We were faced with a dilemma that in Canada would never have been an issue. If we performed the C-section and the patient hemorrhaged, there would be no way to give her the vital blood she needed and she would risk death. But on the other hand, if she was referred back to KDH, where she already left because she was dissatisfied with the care she had received, she risked being further ignored and risking her own health and the health of her unborn child. I felt torn: what was the right choice to make? In Canada this situation would not even have occurred: we would have had supplies for type and cross match readily available so we could easily perform a blood transfusion if one was necessary. The medical team decided to test the patient’s blood to check her hemoglobin levels: if the level was high enough she would be better able to withstand blood loss without the need for a transfusion. When the results came back the team determined that it was safe to proceed and a healthy baby boy was delivered at 11:21 weighing 3.5kg. The C-section proceeded without event and the patient had minimal blood loss, so a positive outcome for all!
On our first day at St Andrews Hospital we had orientation to the wards and met the staff. There are clinical officers and clinicians, which are the equivalent of our doctors. There are nurse-midwives who can work in any ward (male, female, pediatric, labour) and midwives who can work in only the labour ward. Midwives can have a variety of training: certificate level, diploma level or degree level. Depending on the level of training, they can perform various procedures to assist birthing mothers. Midwives are as common as nurses in Malawi, as the birthrate is 5.7 compared to 1.2 in Canada.
As we passed through the labour ward there was a woman on the hospital bed behind a simple curtain.
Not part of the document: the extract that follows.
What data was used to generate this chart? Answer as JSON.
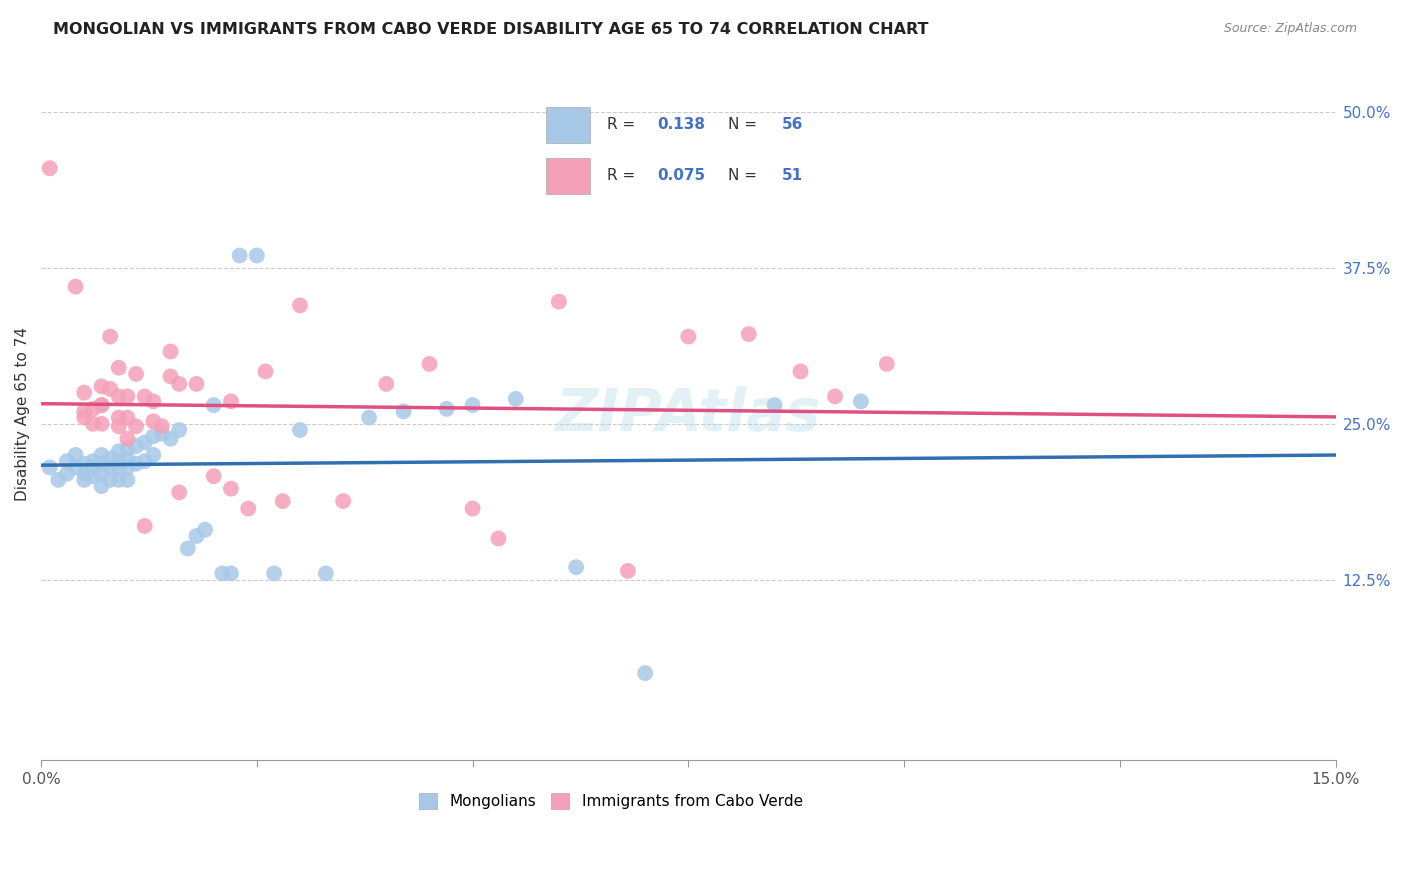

We could see her as we passed through the room, a grimace spread upon her face. As we passed behind the curtain, we heard her moaning through painful contractions, crying out “Amayi”, which means “Mother”. It sounded like she was pleading for the pain to stop. In Malawi women are not regularly treated with analgesics for pain during labour. If they are fortunate they may get Paracetamol (acetaminophen) or Bufren (ibuprofen). On the other side of the curtain from the labouring mother, two midwives were chatting away as if on a break. They seemed unconcerned that the woman was in pain. I was a bit taken aback that they could continue on with their conversation and not offer the woman support. As we continue to learn about birth in Malawi, it appears that the midwife is only there to support the woman in the event of a complication, like a breech presentation or placenta previa. If a mother’s labour is progressing normally it seems like she is left to work through labour on her own, which is in stark contrast to what I saw during my obstetrics rotation in Canada, where mothers are supported almost constantly and given analgesics and epidurals to facilitate the birth. The contrast makes things seem very cold and unfeeling here, but as the birthrate is so high and birth is such a common occurrence as compared to Canada, it seems that there is a very different attitude towards the process of childbirth.